Medicines Development has a distinctive mission to promote collaboration with world’s top researchers in academia and healthcare and to attract ground-breaking program grants and strategic global funding programs in partnership with pharmaceutical industry to tackle the unmet needs of patients and to translate research into development and delivery of innovative drugs for therapies. Presently it is developing cutting-edge educational national and international programs both at master (MRes) and postgraduate (MPhil/PhD) levels. Medicines Development has a strong overarching liaison with other research themes to maximise the CTI’s pivotal role for showcasing research excellence across the University, concentrating one catalysing new interactions between the University Departments as well as across research disciplines within the UK Universities and Centres.
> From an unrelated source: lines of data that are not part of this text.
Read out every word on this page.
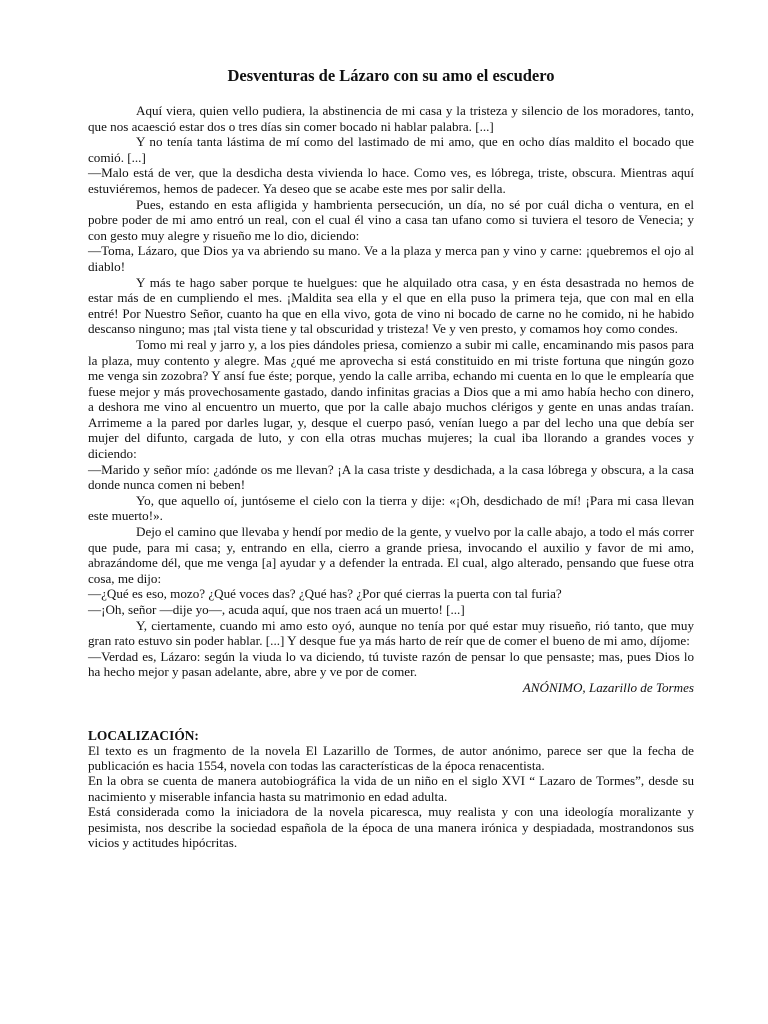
Desventuras de Lázaro con su amo el escudero

Aquí viera, quien vello pudiera, la abstinencia de mi casa y la tristeza y silencio de los moradores, tanto, que nos acaesció estar dos o tres días sin comer bocado ni hablar palabra. [...]

Y no tenía tanta lástima de mí como del lastimado de mi amo, que en ocho días maldito el bocado que comió. [...]

—Malo está de ver, que la desdicha desta vivienda lo hace. Como ves, es lóbrega, triste, obscura. Mientras aquí estuviéremos, hemos de padecer. Ya deseo que se acabe este mes por salir della.

Pues, estando en esta afligida y hambrienta persecución, un día, no sé por cuál dicha o ventura, en el pobre poder de mi amo entró un real, con el cual él vino a casa tan ufano como si tuviera el tesoro de Venecia; y con gesto muy alegre y risueño me lo dio, diciendo:

—Toma, Lázaro, que Dios ya va abriendo su mano. Ve a la plaza y merca pan y vino y carne: ¡quebremos el ojo al diablo!

Y más te hago saber porque te huelgues: que he alquilado otra casa, y en ésta desastrada no hemos de estar más de en cumpliendo el mes. ¡Maldita sea ella y el que en ella puso la primera teja, que con mal en ella entré! Por Nuestro Señor, cuanto ha que en ella vivo, gota de vino ni bocado de carne no he comido, ni he habido descanso ninguno; mas ¡tal vista tiene y tal obscuridad y tristeza! Ve y ven presto, y comamos hoy como condes.

Tomo mi real y jarro y, a los pies dándoles priesa, comienzo a subir mi calle, encaminando mis pasos para la plaza, muy contento y alegre. Mas ¿qué me aprovecha si está constituido en mi triste fortuna que ningún gozo me venga sin zozobra? Y ansí fue éste; porque, yendo la calle arriba, echando mi cuenta en lo que le emplearía que fuese mejor y más provechosamente gastado, dando infinitas gracias a Dios que a mi amo había hecho con dinero, a deshora me vino al encuentro un muerto, que por la calle abajo muchos clérigos y gente en unas andas traían. Arrimeme a la pared por darles lugar, y, desque el cuerpo pasó, venían luego a par del lecho una que debía ser mujer del difunto, cargada de luto, y con ella otras muchas mujeres; la cual iba llorando a grandes voces y diciendo:

—Marido y señor mío: ¿adónde os me llevan? ¡A la casa triste y desdichada, a la casa lóbrega y obscura, a la casa donde nunca comen ni beben!

Yo, que aquello oí, juntóseme el cielo con la tierra y dije: «¡Oh, desdichado de mí! ¡Para mi casa llevan este muerto!».

Dejo el camino que llevaba y hendí por medio de la gente, y vuelvo por la calle abajo, a todo el más correr que pude, para mi casa; y, entrando en ella, cierro a grande priesa, invocando el auxilio y favor de mi amo, abrazándome dél, que me venga [a] ayudar y a defender la entrada. El cual, algo alterado, pensando que fuese otra cosa, me dijo:

—¿Qué es eso, mozo? ¿Qué voces das? ¿Qué has? ¿Por qué cierras la puerta con tal furia?

—¡Oh, señor —dije yo—, acuda aquí, que nos traen acá un muerto! [...]

Y, ciertamente, cuando mi amo esto oyó, aunque no tenía por qué estar muy risueño, rió tanto, que muy gran rato estuvo sin poder hablar. [...] Y desque fue ya más harto de reír que de comer el bueno de mi amo, díjome:

—Verdad es, Lázaro: según la viuda lo va diciendo, tú tuviste razón de pensar lo que pensaste; mas, pues Dios lo ha hecho mejor y pasan adelante, abre, abre y ve por de comer.

ANÓNIMO, Lazarillo de Tormes

LOCALIZACIÓN:

El texto es un fragmento de la novela El Lazarillo de Tormes, de autor anónimo, parece ser que la fecha de publicación es hacia 1554, novela con todas las características de la época renacentista.

En la obra se cuenta de manera autobiográfica la vida de un niño en el siglo XVI “ Lazaro de Tormes”, desde su nacimiento y miserable infancia hasta su matrimonio en edad adulta.

Está considerada como la iniciadora de la novela picaresca, muy realista y con una ideología moralizante y pesimista, nos describe la sociedad española de la época de una manera irónica y despiadada, mostrandonos sus vicios y actitudes hipócritas.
Gill R. University of Bath
Interfacing life scientists, engineers and healthcare professionals, to develop leading-edge medical technology and devices, and advanced imaging systems.
The aim of the Advanced Bioimaging & Medical Devices theme is to bring together physical scientists and engineers with healthcare professionals and life scientists in the development of leading-edge advanced imaging systems, medical technology and devices . The scope of this theme spans fundamental discovery through to clinical treatment and life-long care. Our vision is to foster creation of novel methods and devices that cover this whole pathway, creating a unique pipeline for therapeutic innovation. Within CTI this theme has three functions: i) creating novel imaging/sensing for discovery & clinical pathways, ii) provide integrated support platforms for the other three themes, iii) translate research findings by creating delivery vehicles and personalised therapies. This Research Theme will be closely collaborating with a newly created Centre for Biosensors Bioelectronics and Biodevices (C3Bio), which brings together a critical mass of researchers working on different aspects of:
- biosensors (sensing elements and techniques)
- bioelectronics (electrophysiology and bioelectronic circuits)
- biodevices (device co-design and integration).
Furthermore, C3Bio closely collaborates with companies such as Abbott Diabetes Care, Oxford Instruments, Airbus, NeuDrive and The Technology Partnership (TTP). In turn this will enhance our interactions with industry to seek for funding and carry out our mobilities.
Members of this theme are encouraged to maintain a focus on the clinical translation and regulatory pathways throughout to ensure their research has a genuine impact on the quality of patient care. The collective regulatory experience gained by CTI members through forming spinouts and partnerships with medical technology sector companies will greatly aid the translation of the Centre’s work.